Bram tertawa agak keras, dan berkata," Lucia, ada baiknya Engkau mandi dulu dan ganti bajumu di sana, dan setelah itu kita pergi ke Kafe Monas itu untuk makan, Engkau sudah lapar kan..!"

Didalam kamar mandi itu Lucia berfikir keras dan diperiksanya semua baju baru itu memang pas dengan ukurannya. Dia keluar dari kamar ganti itu dengan tersenyum, meskipun matanya masih merah karena habis menangis.

Bram di luar telah menyambutnya, dan benar luar biasa cantik, Lucia yang sebenarnya mantan Foto model, sehingga sore itu semua panitia yang ada di bawah terkagum-kagum dengannya saat berjalan keluar bersama Bram.


Sepertinya rasa sakit itu telah hilang, dan Lucia baru percaya saat itu. Dapat di bayangkan bahwa empat jam yang lalu masih seorang karyawan di tempat kerjanya, sedang  saat ini dia menjadi calon Istri  Bram.

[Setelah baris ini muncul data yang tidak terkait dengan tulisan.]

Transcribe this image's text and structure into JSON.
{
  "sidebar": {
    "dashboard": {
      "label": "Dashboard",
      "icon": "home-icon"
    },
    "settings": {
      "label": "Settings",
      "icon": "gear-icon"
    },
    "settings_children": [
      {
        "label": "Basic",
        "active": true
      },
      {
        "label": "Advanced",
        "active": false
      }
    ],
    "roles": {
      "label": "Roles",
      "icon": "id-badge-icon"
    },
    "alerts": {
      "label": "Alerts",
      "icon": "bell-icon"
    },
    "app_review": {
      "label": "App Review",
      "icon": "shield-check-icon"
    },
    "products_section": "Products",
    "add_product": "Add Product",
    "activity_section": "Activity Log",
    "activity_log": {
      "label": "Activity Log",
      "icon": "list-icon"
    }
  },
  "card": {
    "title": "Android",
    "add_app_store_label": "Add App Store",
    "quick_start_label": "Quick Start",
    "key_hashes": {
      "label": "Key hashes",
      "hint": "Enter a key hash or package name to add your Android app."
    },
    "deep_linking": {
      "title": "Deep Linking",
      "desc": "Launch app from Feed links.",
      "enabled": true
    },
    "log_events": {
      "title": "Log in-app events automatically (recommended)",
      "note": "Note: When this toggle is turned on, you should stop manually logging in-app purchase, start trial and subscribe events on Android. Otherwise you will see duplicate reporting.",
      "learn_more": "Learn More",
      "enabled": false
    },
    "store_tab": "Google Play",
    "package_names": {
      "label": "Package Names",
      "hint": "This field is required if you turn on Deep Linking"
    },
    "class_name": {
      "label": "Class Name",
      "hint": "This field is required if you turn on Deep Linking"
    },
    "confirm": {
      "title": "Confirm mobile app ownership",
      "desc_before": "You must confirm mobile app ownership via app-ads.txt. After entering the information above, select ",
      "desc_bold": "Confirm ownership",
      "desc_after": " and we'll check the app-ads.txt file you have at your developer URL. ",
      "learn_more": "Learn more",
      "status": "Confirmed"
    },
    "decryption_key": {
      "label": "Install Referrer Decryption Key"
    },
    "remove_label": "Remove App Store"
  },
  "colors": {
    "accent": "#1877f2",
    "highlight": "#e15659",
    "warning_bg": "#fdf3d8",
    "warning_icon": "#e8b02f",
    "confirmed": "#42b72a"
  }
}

Kembali seperti saat awal, Tugu Monas itu memang hanya sebuah bangunan yang megah, tetapi ternyata didalamnya ada penuh misteri, seperti dialami Lucia Denova yang hampir patah hati, dan tetap saja Tugu Monas menjadi saksi abadi bagi mereka berdua untuk menyempurnakan hidupnya dengan hidup berumah tangga bersama Bram.

Sekian, Terima kasih telah membacanya!